Happy new year! This is the supposedly-bimonthly-but-we-keep-skipping 'What are you working On?' thread. Previous threads are here. So here's the question:
What are you working on?
Here are some guidelines:
- Focus on projects that you have recently made progress on, not projects that you're thinking about doing but haven't started.
- Why this project and not others? Mention reasons why you're doing the project and/or why others should contribute to your project (if applicable).
- Talk about your goals for the project.
- Any kind of project is fair game: personal improvement, research project, art project, whatever.
- Link to your work if it's linkable.
I'm currently a post-doc doing language technology/NLP type stuff. I'm considering quitting soon to work full time on a start-up. I'm working on three things at the moment.
The start-up is a language learning web app: http://www.cloze.it . What sets it apart from other language-learning software is my knowledge of linguistics, proficiency with text processing, and willingness to code detailed language-specific features. Most tools want to be as language neutral as possible, which limits their scope a lot. So they tend to all have the same set of features, centred around learning basic vocab.

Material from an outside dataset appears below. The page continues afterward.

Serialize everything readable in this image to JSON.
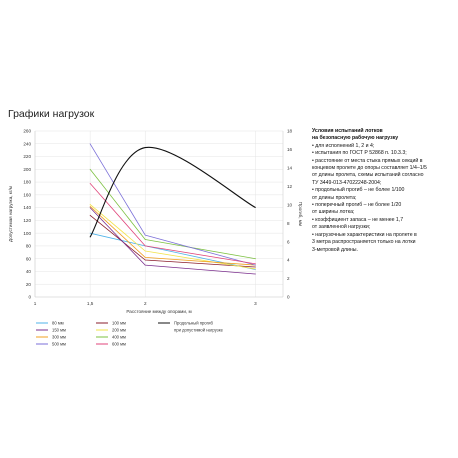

Something that's always bugged me about being an academic is, we're terrible at communicating to people outside our field. This means that whenever I see a post using an NLP tool, they're using a crap tool. So I wrote a blog post explaining a simple POS tagger that was better than the stuff in e.g. nltk (nltk is crap): http://honnibal.wordpress.com/2013/09/11/a-good-part-of-speechpos-tagger-in-about-200-lines-of-python/ The POS tagger post has gotten over 15k views (mostly from reddit), so I'm writing a follow up about a concise parser implementation. The parser is 500 lines, including the tagger, and faster and more accurate than the Stanford parser (the Stanford parser is also crap).
I'm doing minor revisions for a journal article on parsing conversational speech transcripts, and detecting disfluent words. The system gets good results when run on text transcripts. The goal is to allow speech recognition systems to produce better transcripts, with punctuation added, and stutters etc removed. I'm also working on a follow up paper to that one, with further experiments.
Overall the research is going well, and I find it very engaging. But I'm at the point where I have to start writing grant applications, and selling software seems like a much better expected-value bet.
TIL: NLP can mean Natural Language Processing, as well as Neuro Linguistic Programming. I was confused for a while there.